Another central mechanic is the charm system. Wearing charms can make the player stronger in very powerful, but often very specific ways, and the system is limited, of course: you have a finite amount of charm notches and each charm uses up a specific number of them. For a rough idea of how valuable an individual notch is: you start with three, and can find up to eight more over the course of the game.

Now, let's compare two different charms:

The charm "Deep Focus." It is made of pink crystal with what looks like metal banding.
Deep Focus costs four charm notches. Unlocking it requires you to access a secret room as well as possess an advanced movement ability. While wearing this charm, healing is much slower, but heals two masks instead of one, effectively halving the SOUL cost of healing.


The charm "Grubsong." It appears to be made of many grub heads. It's cute, I promise.
Gubsong costs one charm notch. Unlocking it requires rescuing a modest number of grubs, which are a common reward for exploration and optional challenges. This is fairly easy to do pretty early on, even if playing the game blind. While wearing this charm, the player will gain 15% of their baseline SOUL meter when they get hit.
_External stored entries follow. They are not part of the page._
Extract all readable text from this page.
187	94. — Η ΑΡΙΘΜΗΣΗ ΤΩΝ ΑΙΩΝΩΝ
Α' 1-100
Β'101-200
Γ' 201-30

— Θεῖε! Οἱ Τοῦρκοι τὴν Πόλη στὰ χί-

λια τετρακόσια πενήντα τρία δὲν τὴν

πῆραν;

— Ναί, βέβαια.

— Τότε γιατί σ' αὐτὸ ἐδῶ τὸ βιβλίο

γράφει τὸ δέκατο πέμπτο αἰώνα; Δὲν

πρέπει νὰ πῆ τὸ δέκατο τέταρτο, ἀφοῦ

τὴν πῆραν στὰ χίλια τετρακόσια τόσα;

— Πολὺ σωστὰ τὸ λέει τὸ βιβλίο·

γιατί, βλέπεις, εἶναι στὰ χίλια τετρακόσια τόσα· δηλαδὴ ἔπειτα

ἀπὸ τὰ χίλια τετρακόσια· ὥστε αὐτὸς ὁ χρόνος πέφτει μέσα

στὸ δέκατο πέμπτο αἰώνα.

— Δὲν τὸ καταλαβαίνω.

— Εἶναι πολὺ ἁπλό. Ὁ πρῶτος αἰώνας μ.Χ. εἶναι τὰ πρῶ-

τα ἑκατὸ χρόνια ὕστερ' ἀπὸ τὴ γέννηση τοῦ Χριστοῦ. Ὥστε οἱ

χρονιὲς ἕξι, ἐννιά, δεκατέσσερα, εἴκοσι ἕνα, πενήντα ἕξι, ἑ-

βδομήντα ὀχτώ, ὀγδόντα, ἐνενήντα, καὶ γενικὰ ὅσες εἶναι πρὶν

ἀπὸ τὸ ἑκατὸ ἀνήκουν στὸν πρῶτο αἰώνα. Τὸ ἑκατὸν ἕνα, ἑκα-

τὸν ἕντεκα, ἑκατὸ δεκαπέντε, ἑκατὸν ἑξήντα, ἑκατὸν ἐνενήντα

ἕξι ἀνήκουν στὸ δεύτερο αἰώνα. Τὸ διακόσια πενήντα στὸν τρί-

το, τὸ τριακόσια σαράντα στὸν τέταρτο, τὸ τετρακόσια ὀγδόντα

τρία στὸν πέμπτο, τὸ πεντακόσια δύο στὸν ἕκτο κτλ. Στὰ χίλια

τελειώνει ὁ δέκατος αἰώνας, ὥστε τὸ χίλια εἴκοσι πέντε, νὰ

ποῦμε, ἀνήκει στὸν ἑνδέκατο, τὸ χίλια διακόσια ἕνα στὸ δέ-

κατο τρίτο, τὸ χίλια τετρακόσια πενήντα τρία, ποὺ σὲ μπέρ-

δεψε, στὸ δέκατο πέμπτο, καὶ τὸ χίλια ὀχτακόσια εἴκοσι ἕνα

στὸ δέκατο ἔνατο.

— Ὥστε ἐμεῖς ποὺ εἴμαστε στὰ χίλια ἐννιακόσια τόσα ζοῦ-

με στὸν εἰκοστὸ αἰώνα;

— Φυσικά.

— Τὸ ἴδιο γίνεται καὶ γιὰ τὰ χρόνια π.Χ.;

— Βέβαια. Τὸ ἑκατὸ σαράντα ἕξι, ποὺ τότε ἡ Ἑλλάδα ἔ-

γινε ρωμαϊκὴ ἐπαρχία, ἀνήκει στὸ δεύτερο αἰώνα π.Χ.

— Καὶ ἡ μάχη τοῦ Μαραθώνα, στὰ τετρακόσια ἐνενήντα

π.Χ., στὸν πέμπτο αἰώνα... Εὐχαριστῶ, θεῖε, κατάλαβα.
If you know how to multiply, the issue here should be fairly glaring, but if you're scratching your head:

In order for double healing to be useful, you need to be hit twice. In this case, Deep Focus will save you 33% SOUL, while Grubsong will generate 30% soul for one fourth of the cost. That's just in terms of the number of notches. It's not factoring in what a massive liability slow healing is, or how it doesn't offer granularity - if you're just topping up with one missing mask, the healing process is still slowed and you get no cost reduction whatsoever. And speaking of granularity, taking up over a third of all the charm notches it is possible to have means part of Deep Focus's effective cost is the reduced flexibility it gives you in how you set up the rest of your build, so if anything it should be more than four times as effective as a one-notch charm with a similar effect.
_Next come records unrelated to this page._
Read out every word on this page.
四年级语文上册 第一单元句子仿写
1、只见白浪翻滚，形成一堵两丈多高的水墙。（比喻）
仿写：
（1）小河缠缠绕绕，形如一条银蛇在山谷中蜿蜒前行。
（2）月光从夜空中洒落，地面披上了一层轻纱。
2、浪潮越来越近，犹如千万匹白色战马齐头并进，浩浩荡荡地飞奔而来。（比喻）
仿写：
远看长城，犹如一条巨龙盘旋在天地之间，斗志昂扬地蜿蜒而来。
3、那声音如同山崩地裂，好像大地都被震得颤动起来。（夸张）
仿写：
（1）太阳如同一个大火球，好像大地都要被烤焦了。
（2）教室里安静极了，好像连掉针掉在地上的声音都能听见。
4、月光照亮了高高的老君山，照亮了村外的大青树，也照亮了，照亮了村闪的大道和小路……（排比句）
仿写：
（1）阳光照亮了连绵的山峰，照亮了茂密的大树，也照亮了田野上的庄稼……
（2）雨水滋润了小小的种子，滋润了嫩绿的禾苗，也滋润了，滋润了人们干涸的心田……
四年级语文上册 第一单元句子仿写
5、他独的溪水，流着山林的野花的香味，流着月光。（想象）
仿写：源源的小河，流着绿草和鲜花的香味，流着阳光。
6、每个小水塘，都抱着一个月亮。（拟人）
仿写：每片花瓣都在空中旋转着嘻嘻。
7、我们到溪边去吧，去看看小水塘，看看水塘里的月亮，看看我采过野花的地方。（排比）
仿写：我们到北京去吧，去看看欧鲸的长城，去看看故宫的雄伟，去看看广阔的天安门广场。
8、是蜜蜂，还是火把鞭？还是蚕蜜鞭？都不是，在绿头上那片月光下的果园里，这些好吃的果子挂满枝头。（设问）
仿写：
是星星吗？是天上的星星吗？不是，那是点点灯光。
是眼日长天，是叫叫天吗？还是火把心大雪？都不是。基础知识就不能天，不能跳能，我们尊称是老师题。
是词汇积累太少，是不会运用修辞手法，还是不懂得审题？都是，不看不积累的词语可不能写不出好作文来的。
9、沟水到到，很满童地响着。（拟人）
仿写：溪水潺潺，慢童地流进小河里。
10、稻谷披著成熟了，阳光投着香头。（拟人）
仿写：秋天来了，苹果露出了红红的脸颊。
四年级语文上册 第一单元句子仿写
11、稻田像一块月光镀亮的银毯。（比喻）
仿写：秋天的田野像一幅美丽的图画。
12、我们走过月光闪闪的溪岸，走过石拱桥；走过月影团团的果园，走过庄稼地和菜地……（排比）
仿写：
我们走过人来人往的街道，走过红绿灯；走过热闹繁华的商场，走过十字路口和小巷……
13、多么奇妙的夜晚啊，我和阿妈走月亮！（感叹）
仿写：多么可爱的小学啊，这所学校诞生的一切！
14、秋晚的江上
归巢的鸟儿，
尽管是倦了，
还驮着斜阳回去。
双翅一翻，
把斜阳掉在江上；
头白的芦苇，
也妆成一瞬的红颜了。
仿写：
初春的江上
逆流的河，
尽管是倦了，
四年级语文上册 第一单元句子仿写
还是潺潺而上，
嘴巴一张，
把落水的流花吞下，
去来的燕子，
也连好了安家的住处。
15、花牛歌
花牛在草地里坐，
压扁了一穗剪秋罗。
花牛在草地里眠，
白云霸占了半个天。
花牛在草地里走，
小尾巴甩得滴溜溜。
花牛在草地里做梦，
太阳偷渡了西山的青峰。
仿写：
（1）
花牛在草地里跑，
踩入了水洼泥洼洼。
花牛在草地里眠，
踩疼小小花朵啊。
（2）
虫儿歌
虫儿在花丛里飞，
You might think to mention that there are enemies that do two masks of damage and Grubsong is worse against these, and that's true. It's still about twice as good per charm notch, and those three extra notches could be going to, I dunno, 50% more melee damage or something else equivalent in value to 1.5% extra soul whenever you get hit.

(oh, also, Grubsong has useful hidden interactions with other charms that are decent on their own. Deep Focus has only one hidden interaction, and it's to buff one of the worst charms in the game in a way that doesn't even make it much better)

Now let us be cleah, I don't really begrudge or look down on any player that thinks Deep Focus is a better charm than Grubsong, for a couple reasons. First of all, these numbers aren't displayed in the game anywhere, and it's all but impossible to tell the precise level of the SOUL meter by eyeballing alone. And second, the effect of Deep Focus sounds cool, and the effect of Grubsong sounds pretty weak.

What this is actually about is the developers inexplicably making this terrible charm that's acquired late-ish cost so much space in your loadout, despite them having direct access to the exact numbers. It makes no sense at all. It's not like there's any thematic significance to Deep Focus where it sucks to make some kind of point, either. It just sucks.

This is not supposed to be an in-depth analysis of this phenomenon and why it occurs, just a thing where I point out it exists and provide an example. Sorry if you expected otherwise.